Idea for minimal variadic type parameters

This is a proposal for Variadic type parameters, that is sufficient to make a clean API for the Fn* traits that we could stabilize. It does not create a complete system for general variadic arguments, although I believe it would be forwards compatible with such a system.

To give a concrete example first, the definition of the FnOnce trait would look like this:

pub trait FnOnce<Args: ...> {
  type Output;
  extern "rust-call" fn call_once(self, args: Args) -> Self::Output;
}

and an implementation of FnOnce might look like:

impl FnOnce<i32, String, bool> for MyCallable {
  type Output = Result<(), Error>;
  extern "rust-call" fn call_once(self, a: i32, s: String, b: bool) -> Self::Output {
    ...
  }
}

Details

The special token “…” will be allowed as a type bound on generic type parameter, such a type parameter will be referred to as a variadic type parameter.
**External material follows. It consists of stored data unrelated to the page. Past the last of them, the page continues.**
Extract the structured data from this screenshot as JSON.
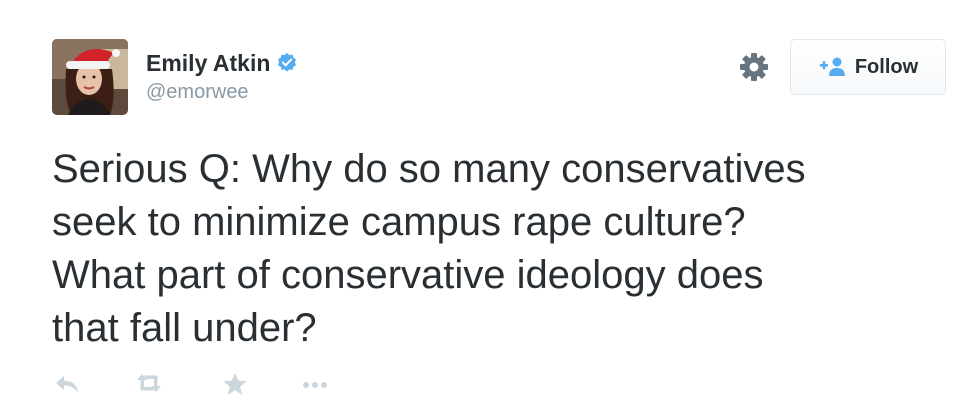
{
  "user": {
    "display_name": "Emily Atkin",
    "handle": "@emorwee",
    "verified": true,
    "avatar_icon": "profile-photo-santa-hat"
  },
  "header": {
    "gear_icon": "gear-icon",
    "follow_label": "Follow",
    "follow_icon": "add-user-icon"
  },
  "tweet": {
    "lines": [
      "Serious Q: Why do so many conservatives",
      "seek to minimize campus rape culture?",
      "What part of conservative ideology does",
      "that fall under?"
    ]
  },
  "actions": [
    {
      "name": "reply",
      "icon": "reply-icon"
    },
    {
      "name": "retweet",
      "icon": "retweet-icon"
    },
    {
      "name": "favorite",
      "icon": "star-icon"
    },
    {
      "name": "more",
      "icon": "more-icon"
    }
  ],
  "colors": {
    "text": "#292f33",
    "muted": "#8899a6",
    "verified": "#55acee",
    "action_icons": "#ccd6dd",
    "border": "#e1e8ed"
  }
}
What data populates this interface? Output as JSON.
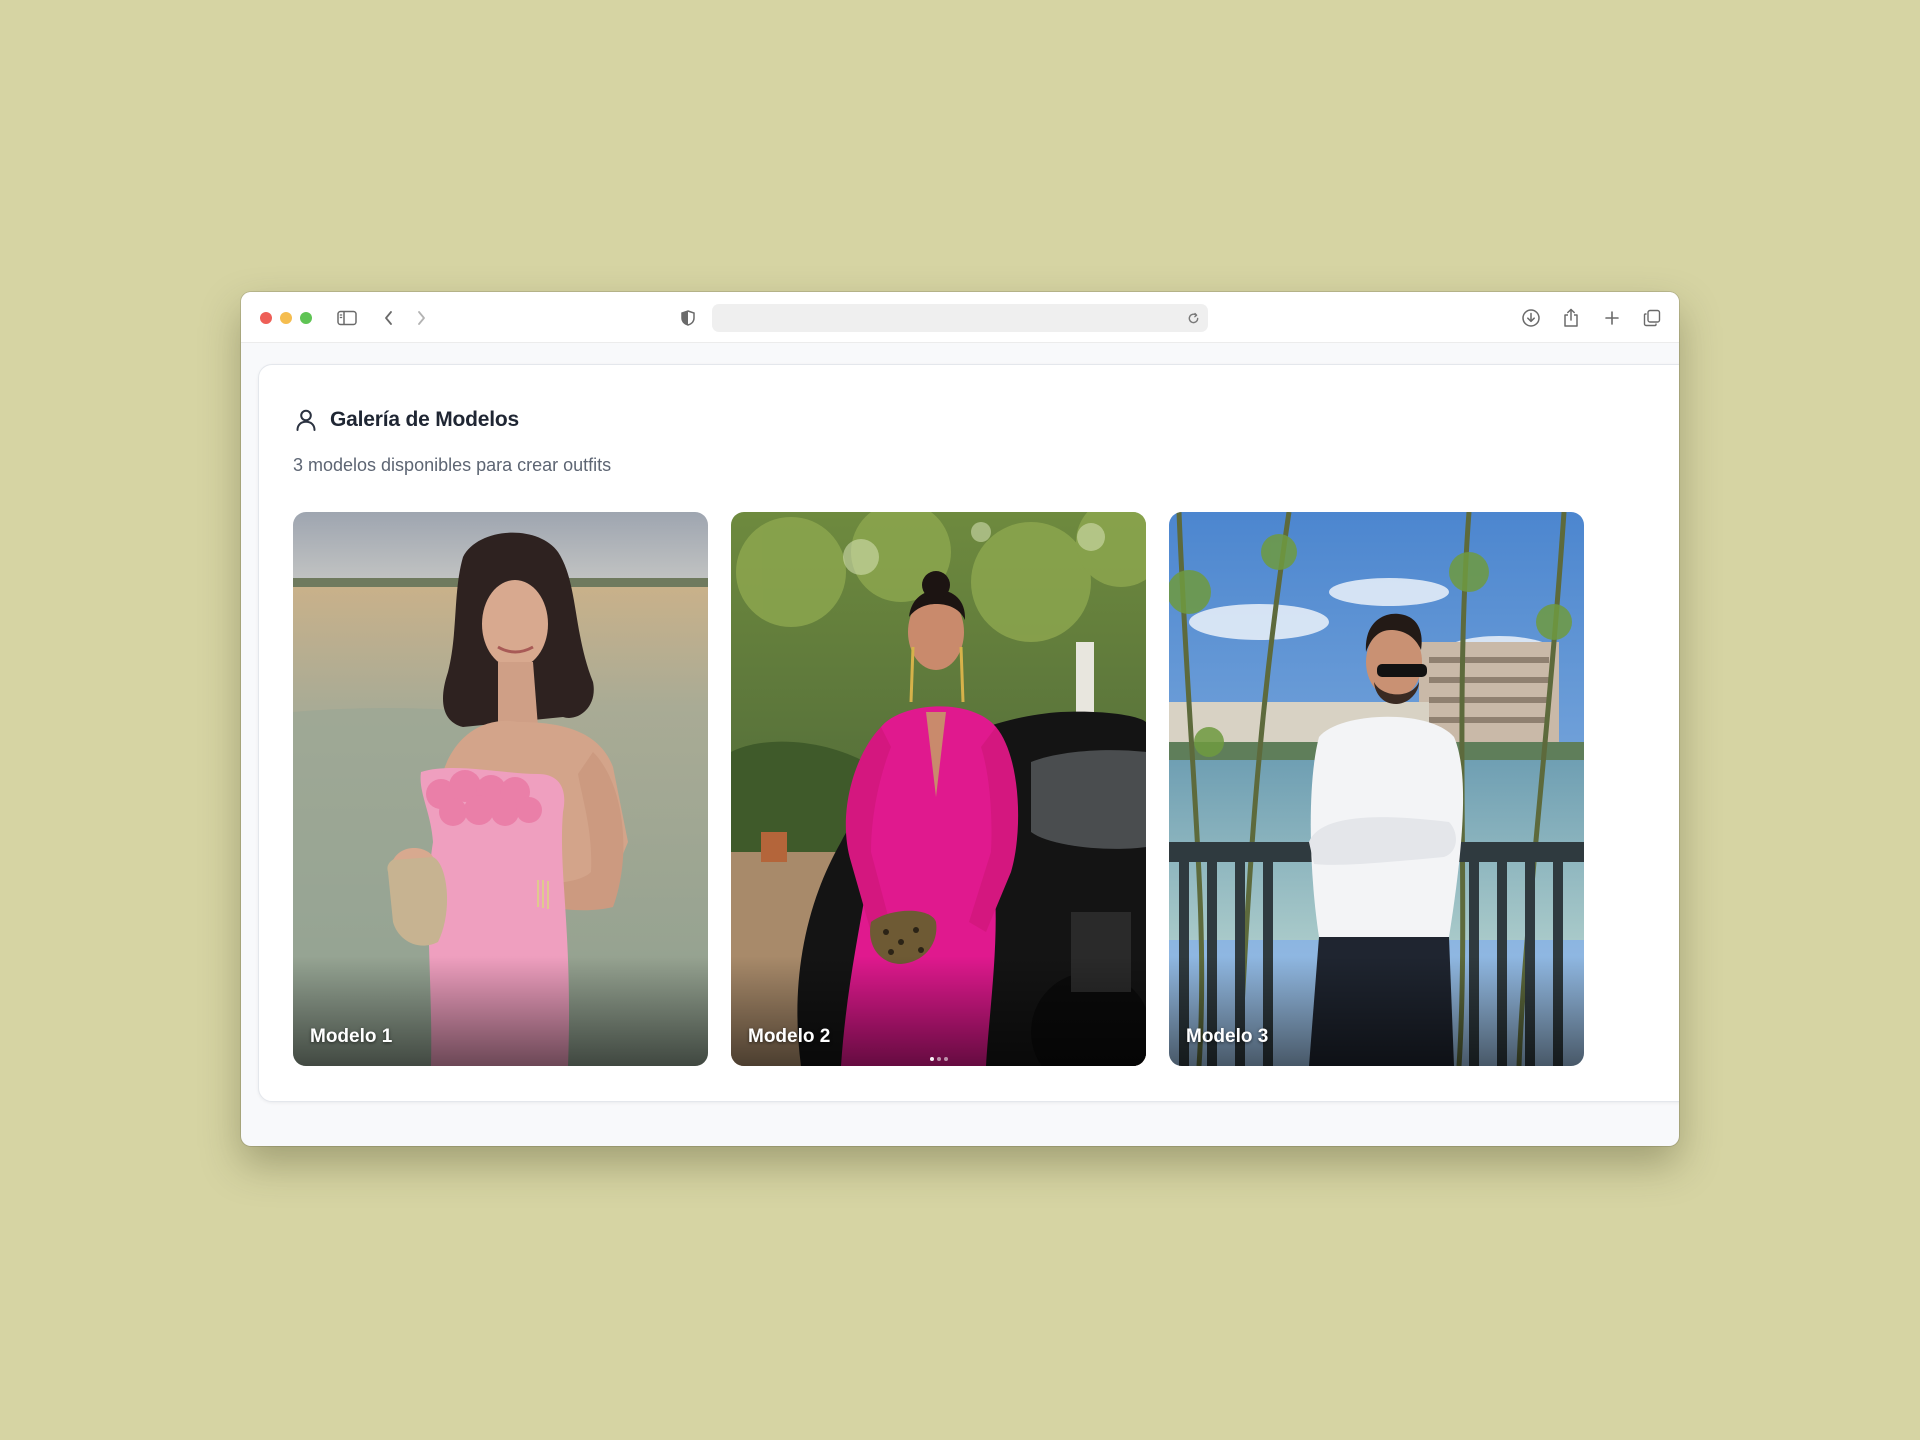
{
  "browser": {
    "address_value": "",
    "icons": [
      "sidebar-icon",
      "back-icon",
      "forward-icon",
      "shield-icon",
      "reload-icon",
      "download-icon",
      "share-icon",
      "new-tab-icon",
      "tabs-overview-icon"
    ]
  },
  "gallery": {
    "title": "Galería de Modelos",
    "subtitle": "3 modelos disponibles para crear outfits",
    "header_icon": "user-icon",
    "models": [
      {
        "label": "Modelo 1"
      },
      {
        "label": "Modelo 2"
      },
      {
        "label": "Modelo 3"
      }
    ]
  },
  "colors": {
    "desktop": "#d6d4a3",
    "title": "#1f2633",
    "subtitle": "#5d6573"
  }
}
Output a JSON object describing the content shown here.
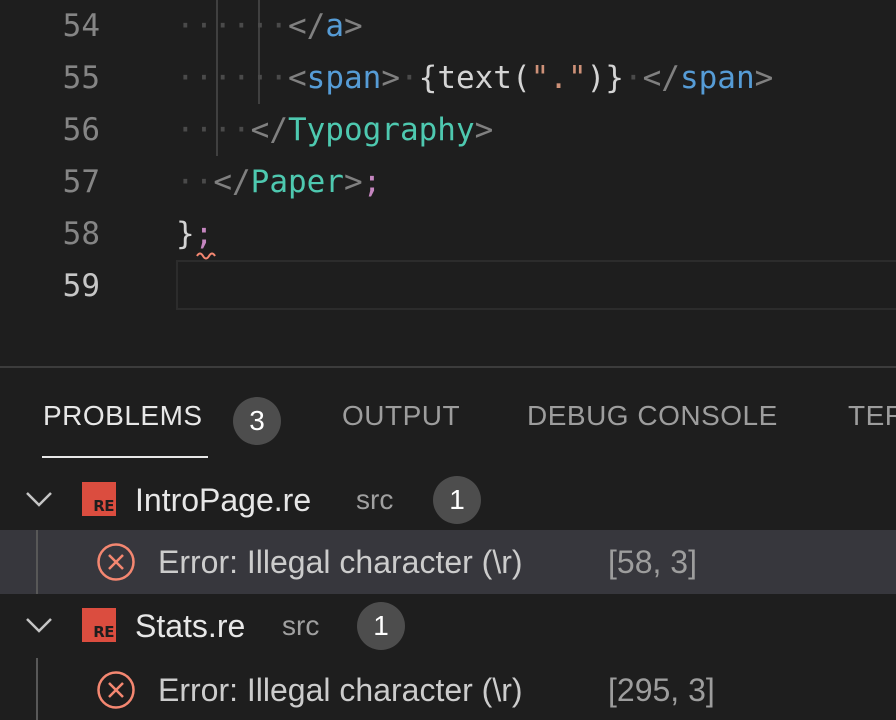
{
  "editor": {
    "line_numbers": [
      "54",
      "55",
      "56",
      "57",
      "58",
      "59"
    ],
    "lines": [
      {
        "open": "</",
        "tag": "a",
        "close": ">"
      },
      {
        "open1": "<",
        "tag1": "span",
        "close1": ">",
        "expr_open": "{text(",
        "string": "\".\"",
        "expr_close": ")}",
        "open2": "</",
        "tag2": "span",
        "close2": ">"
      },
      {
        "open": "</",
        "tag": "Typography",
        "close": ">"
      },
      {
        "open": "</",
        "tag": "Paper",
        "close": ">",
        "semi": ";"
      },
      {
        "brace": "}",
        "semi": ";"
      },
      {}
    ]
  },
  "panel": {
    "tabs": [
      {
        "label": "PROBLEMS",
        "badge": "3"
      },
      {
        "label": "OUTPUT"
      },
      {
        "label": "DEBUG CONSOLE"
      },
      {
        "label": "TERMINAL"
      }
    ],
    "files": [
      {
        "name": "IntroPage.re",
        "dir": "src",
        "count": "1",
        "icon_label": "RE",
        "errors": [
          {
            "message": "Error: Illegal character (\\r)",
            "position": "[58, 3]"
          }
        ]
      },
      {
        "name": "Stats.re",
        "dir": "src",
        "count": "1",
        "icon_label": "RE",
        "errors": [
          {
            "message": "Error: Illegal character (\\r)",
            "position": "[295, 3]"
          }
        ]
      }
    ]
  },
  "colors": {
    "background": "#1e1e1e",
    "tag": "#569cd6",
    "component": "#4ec9b0",
    "string": "#ce9178",
    "error": "#f48771",
    "reason_icon": "#db4d3f"
  }
}
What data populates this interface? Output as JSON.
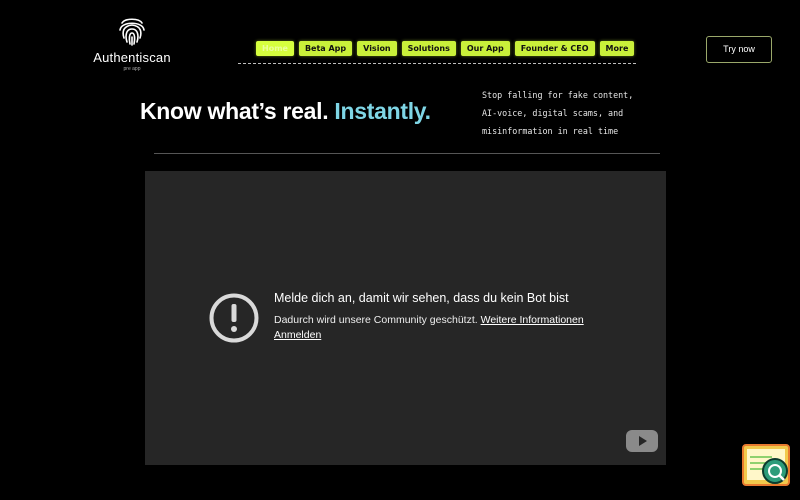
{
  "brand": {
    "name": "Authentiscan",
    "sub": "pre app"
  },
  "nav": {
    "items": [
      {
        "label": "Home"
      },
      {
        "label": "Beta App"
      },
      {
        "label": "Vision"
      },
      {
        "label": "Solutions"
      },
      {
        "label": "Our App"
      },
      {
        "label": "Founder & CEO"
      },
      {
        "label": "More"
      }
    ],
    "active_index": 0
  },
  "cta": {
    "label": "Try now"
  },
  "hero": {
    "headline": "Know what’s real.",
    "headline_accent": "Instantly.",
    "tagline_lines": [
      "Stop falling for fake content,",
      "AI-voice, digital scams, and",
      "misinformation in real time"
    ]
  },
  "video": {
    "title": "Melde dich an, damit wir sehen, dass du kein Bot bist",
    "message": "Dadurch wird unsere Community geschützt.",
    "more_info_link": "Weitere Informationen",
    "login_link": "Anmelden"
  },
  "colors": {
    "accent_green": "#c9f03a",
    "accent_cyan": "#7fd6e6",
    "background": "#000000",
    "video_bg": "#262626"
  },
  "icons": {
    "logo": "fingerprint-icon",
    "warning": "warning-circle-icon",
    "youtube": "youtube-play-icon",
    "widget": "chat-widget-icon"
  }
}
The “…” bound cannot be combined with other bounds with “+”. A generic item must have at most one variadic type parameter, and if it does have one, it must be the last type parameter.

If a type parameter T is “…”, then that type parameter is only allowed in the following positions:

  • The type of the last argument in a function, method, or closure definition
  • As the last type in a tuple type (ex: (i32, u32, T))
  • As the last type in the definition of a tuple like struct (ex: struct MyStruct<T: ...>(i32, u32, T))
  • As the last type parameter to another generic item which accepts a variadic type parameter

In particular, note that you cannot use a variadic type parameter as the type for a field or associated const, as an associated type, or as a return type, although you could use a tuple composed of the types in T in these places by using (T).

When a generic item with a variadic type parameter T is used, rather than having to use exactly one type to substitute into T, T can be replaced with zero or more type parameters separated by commas. Any place where the variadic type parameter was used then expands to those types. If implementing a generic trait, and the variadic type parameter is used as the last argument to a method, the implementation of that method must replace that argument with n arguments, where n is the number of types in T and the types of those arguments match the types that T is replaced with (in order).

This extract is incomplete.